Laurent Giacomazzi, chef de cuisine gérant du restaurant de Cruas-Meysse. ©Joseph Marando/CCAS

En poste à Cruas depuis deux ans et demi, Laurent Giacomazzi, chef de cuisine gérant (CCG) à la tête d’une équipe de 17 personnes, est originaire de Meysse, à quelques kilomètres de là. Ce mardi 29 janvier, il ne cachait pas sa satisfaction.

Près de 670 couverts, une ambiance détendue… Tout a bien fonctionné ?

Oui ! Et je pense que c’est le fruit du travail accompli depuis plus de deux ans avec les directions d’EDF. Lesquelles ont vraiment joué le jeu pour que l’on soit doté d’un outil sur mesure. Que ce soit en termes de respect des plans initiaux, du revêtement des sols, etc. : nos souhaits ont été exaucés.

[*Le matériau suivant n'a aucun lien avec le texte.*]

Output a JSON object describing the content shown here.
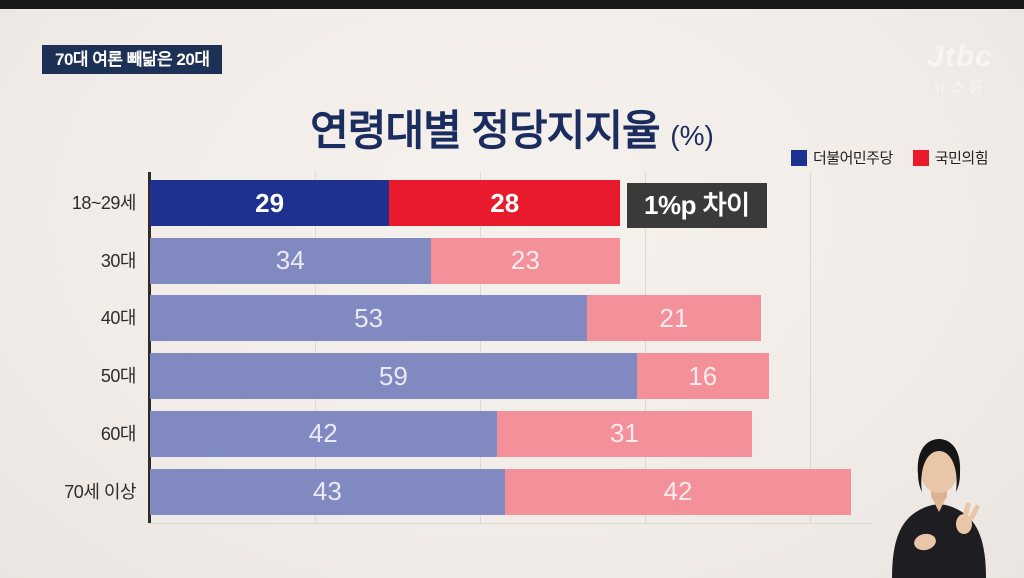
{
  "top_banner": {
    "text": "70대 여론 빼닮은 20대"
  },
  "watermark": {
    "logo": "Jtbc",
    "program": "뉴스룸"
  },
  "chart_data": {
    "type": "bar",
    "orientation": "horizontal",
    "stacked": true,
    "title": "연령대별 정당지지율",
    "unit_label": "(%)",
    "categories": [
      "18~29세",
      "30대",
      "40대",
      "50대",
      "60대",
      "70세 이상"
    ],
    "series": [
      {
        "name": "더불어민주당",
        "color": "#1e3191",
        "muted_color": "#8189c1",
        "values": [
          29,
          34,
          53,
          59,
          42,
          43
        ]
      },
      {
        "name": "국민의힘",
        "color": "#e81a2b",
        "muted_color": "#f39099",
        "values": [
          28,
          23,
          21,
          16,
          31,
          42
        ]
      }
    ],
    "highlight_row": 0,
    "annotation": {
      "text": "1%p 차이",
      "row": 0
    },
    "x_axis": {
      "min": 0,
      "max": 100,
      "gridline_interval": 20,
      "gridlines_visible": true
    },
    "legend_position": "top-right"
  },
  "colors": {
    "background": "#f2eeea",
    "banner_bg": "#1d3156",
    "title_text": "#1b2c5e",
    "callout_bg": "#3a3a3a",
    "axis_line": "#2e2b28",
    "gridline": "#ded8d2"
  }
}
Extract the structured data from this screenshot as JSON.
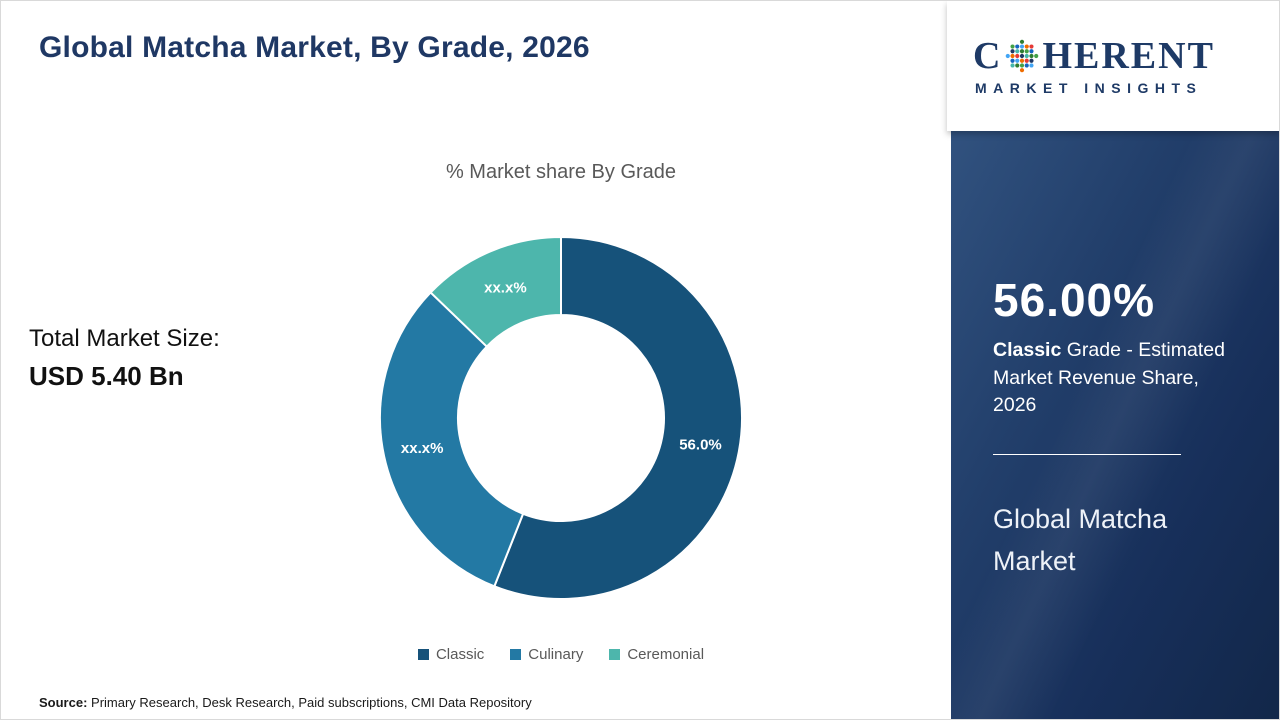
{
  "header": {
    "title": "Global Matcha Market, By Grade, 2026"
  },
  "chart_data": {
    "type": "pie",
    "donut": true,
    "title": "% Market share By Grade",
    "categories": [
      "Classic",
      "Culinary",
      "Ceremonial"
    ],
    "values": [
      56.0,
      31.2,
      12.8
    ],
    "segments": [
      {
        "label": "Classic",
        "display": "56.0%",
        "value": 56.0,
        "color": "#16527a",
        "masked": false
      },
      {
        "label": "Culinary",
        "display": "xx.x%",
        "value": 31.2,
        "color": "#2379a4",
        "masked": true
      },
      {
        "label": "Ceremonial",
        "display": "xx.x%",
        "value": 12.8,
        "color": "#4db6ac",
        "masked": true
      }
    ],
    "legend_position": "bottom",
    "start_angle_deg": 0,
    "direction": "clockwise"
  },
  "total_market": {
    "label": "Total Market Size:",
    "value": "USD 5.40 Bn"
  },
  "footer": {
    "source_label": "Source:",
    "source_text": " Primary Research, Desk Research, Paid subscriptions, CMI Data Repository"
  },
  "side_panel": {
    "logo": {
      "brand_c": "C",
      "brand_rest": "HERENT",
      "subtitle": "MARKET INSIGHTS",
      "dot_colors": [
        "#2e7d32",
        "#43a047",
        "#1565c0",
        "#42a5f5",
        "#ef6c00",
        "#e53935",
        "#1f3864",
        "#45b8ac"
      ]
    },
    "highlight_value": "56.00%",
    "highlight_bold": "Classic",
    "highlight_rest": " Grade - Estimated Market Revenue Share, 2026",
    "market_name": "Global Matcha Market",
    "panel_color": "#1d3a66",
    "accent_text_color": "#ffffff"
  }
}
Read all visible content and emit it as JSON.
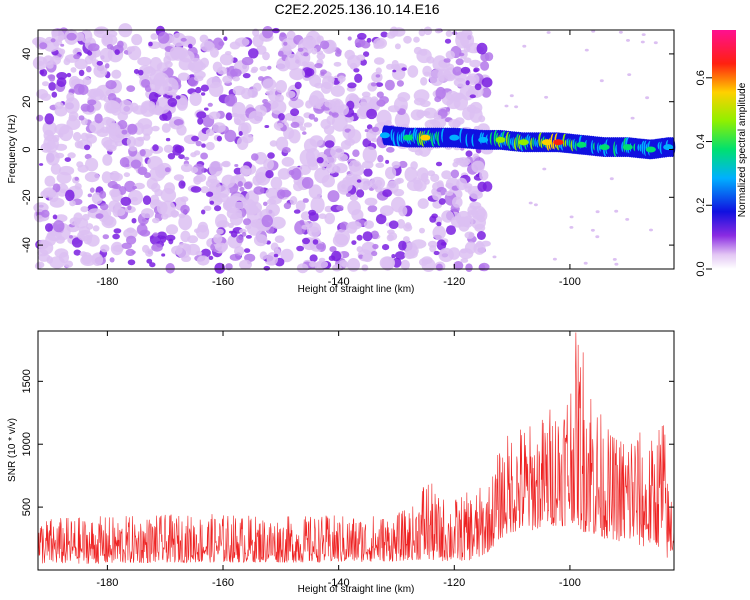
{
  "title": "C2E2.2025.136.10.14.E16",
  "top_panel": {
    "xlabel": "Height of straight line (km)",
    "ylabel": "Frequency (Hz)",
    "x_ticks": [
      -180,
      -160,
      -140,
      -120,
      -100
    ],
    "y_ticks": [
      -40,
      -20,
      0,
      20,
      40
    ]
  },
  "colorbar": {
    "label": "Normalized spectral amplitude",
    "ticks": [
      "0.0",
      "0.2",
      "0.4",
      "0.6"
    ]
  },
  "bottom_panel": {
    "xlabel": "Height of straight line (km)",
    "ylabel": "SNR (10 * v/v)",
    "x_ticks": [
      -180,
      -160,
      -140,
      -120,
      -100
    ],
    "y_ticks": [
      500,
      1000,
      1500
    ]
  },
  "colors": {
    "snr_line": "#ee2222",
    "spectrogram_low": "#d8b4f0",
    "spectrogram_mid": "#7a1fe0"
  },
  "chart_data": [
    {
      "type": "heatmap",
      "title": "C2E2.2025.136.10.14.E16",
      "xlabel": "Height of straight line (km)",
      "ylabel": "Frequency (Hz)",
      "xlim": [
        -192,
        -82
      ],
      "ylim": [
        -50,
        50
      ],
      "colorbar_label": "Normalized spectral amplitude",
      "zlim": [
        0,
        0.75
      ],
      "noise_region_x": [
        -192,
        -114
      ],
      "signal_band": [
        {
          "x": -132,
          "freq": 6,
          "amp": 0.3
        },
        {
          "x": -128,
          "freq": 5,
          "amp": 0.4
        },
        {
          "x": -125,
          "freq": 5,
          "amp": 0.6
        },
        {
          "x": -120,
          "freq": 5,
          "amp": 0.3
        },
        {
          "x": -115,
          "freq": 4,
          "amp": 0.35
        },
        {
          "x": -112,
          "freq": 4,
          "amp": 0.55
        },
        {
          "x": -108,
          "freq": 3,
          "amp": 0.55
        },
        {
          "x": -104,
          "freq": 3,
          "amp": 0.6
        },
        {
          "x": -102,
          "freq": 3,
          "amp": 0.7
        },
        {
          "x": -98,
          "freq": 2,
          "amp": 0.45
        },
        {
          "x": -94,
          "freq": 1,
          "amp": 0.4
        },
        {
          "x": -90,
          "freq": 1,
          "amp": 0.45
        },
        {
          "x": -86,
          "freq": 0,
          "amp": 0.4
        },
        {
          "x": -83,
          "freq": 1,
          "amp": 0.35
        }
      ]
    },
    {
      "type": "line",
      "xlabel": "Height of straight line (km)",
      "ylabel": "SNR (10 * v/v)",
      "xlim": [
        -192,
        -82
      ],
      "ylim": [
        0,
        1900
      ],
      "series": [
        {
          "color": "#ee2222",
          "envelope_x": [
            -192,
            -180,
            -170,
            -160,
            -150,
            -140,
            -130,
            -127,
            -125,
            -123,
            -120,
            -116,
            -114,
            -112,
            -110,
            -108,
            -106,
            -104,
            -102,
            -100,
            -99,
            -98,
            -97,
            -95,
            -93,
            -91,
            -89,
            -87,
            -85,
            -84,
            -83,
            -82
          ],
          "envelope_max": [
            420,
            430,
            440,
            450,
            430,
            440,
            450,
            520,
            800,
            600,
            580,
            650,
            700,
            1000,
            1150,
            1200,
            1150,
            1300,
            1400,
            1600,
            1900,
            1900,
            1750,
            1300,
            1100,
            1100,
            1250,
            1000,
            1100,
            1450,
            700,
            800
          ],
          "envelope_min": [
            50,
            50,
            60,
            60,
            60,
            60,
            70,
            80,
            80,
            70,
            70,
            80,
            150,
            250,
            300,
            300,
            320,
            350,
            350,
            350,
            400,
            300,
            300,
            250,
            250,
            220,
            200,
            180,
            200,
            120,
            80,
            120
          ]
        }
      ]
    }
  ]
}
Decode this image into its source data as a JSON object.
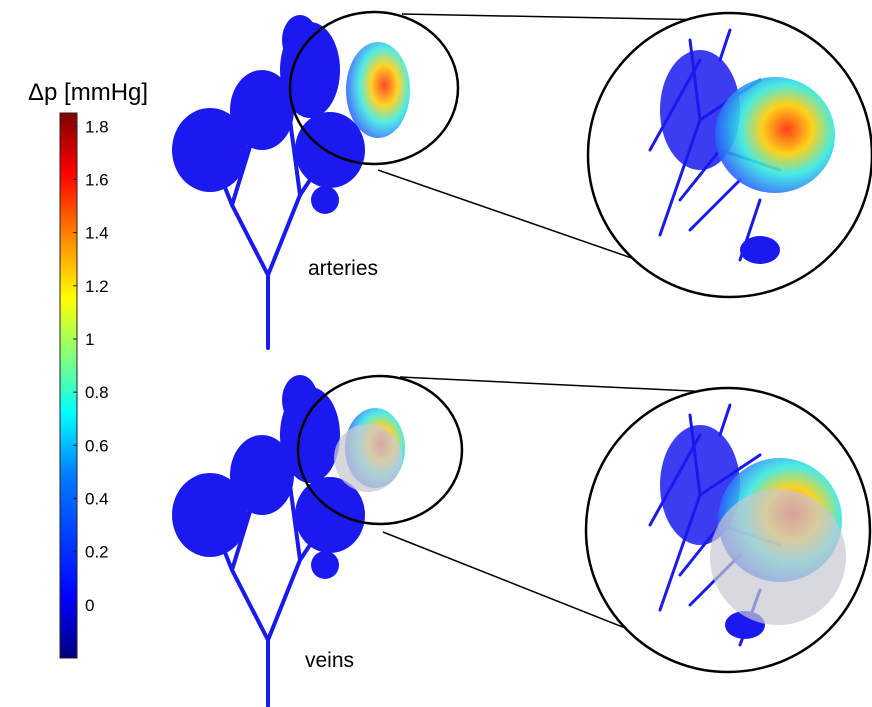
{
  "colorbar": {
    "title": "Δp [mmHg]",
    "ticks": [
      "1.8",
      "1.6",
      "1.4",
      "1.2",
      "1",
      "0.8",
      "0.6",
      "0.4",
      "0.2",
      "0"
    ],
    "tick_values": [
      1.8,
      1.6,
      1.4,
      1.2,
      1.0,
      0.8,
      0.6,
      0.4,
      0.2,
      0.0
    ],
    "range": [
      -0.2,
      1.85
    ],
    "colormap": "jet",
    "colors": [
      "#00007f",
      "#0000ff",
      "#007fff",
      "#00ffff",
      "#7fff7f",
      "#ffff00",
      "#ff7f00",
      "#ff0000",
      "#7f0000"
    ]
  },
  "panels": [
    {
      "id": "arteries",
      "label": "arteries",
      "tree_color": "#1a1aee",
      "shaded_region": false
    },
    {
      "id": "veins",
      "label": "veins",
      "tree_color": "#1a1aee",
      "shaded_region": true,
      "shade_color": "#c8c8d2"
    }
  ]
}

Justement, quelles étaient vos principales exigences ?

Elles ont porté essentiellement sur l’organisation fonctionnelle de la cuisine, la capacité de volume de stockage et de travail, mais aussi sur la disposition de la salle et le choix des menus. Avant, nous étions sur un double self linéaire, aujourd’hui nous avons trois pôles distincts. Un pôle “cuisine équilibre”, où l’on peut trouver des féculents nature, des légumes vapeur, du poisson et de la viande grillée ou à la vapeur. Un pôle “plat du jour”, avec de la viande ou du poisson accompagnés de légumes ou de féculents cuisinés. Et un dernier pôle “cuisine du monde”, avec des grillades et un ou deux plats exotiques. Sans oublier que chaque pôle est garni d’entrées, desserts et fromages. Ce qui est très pratique et évite les files d’attente !

Quel est votre objectif à court et à long terme ?

Jouer sur la diversité, varier les plats, les produits et les saveurs, à travers des menus équilibrés, notamment pour les agents qui viennent manger ici régulièrement. Pour cela, nous allons développer nos relations avec les petits producteurs locaux. Actuellement, nous travaillons déjà avec eux pour les fruits et légumes.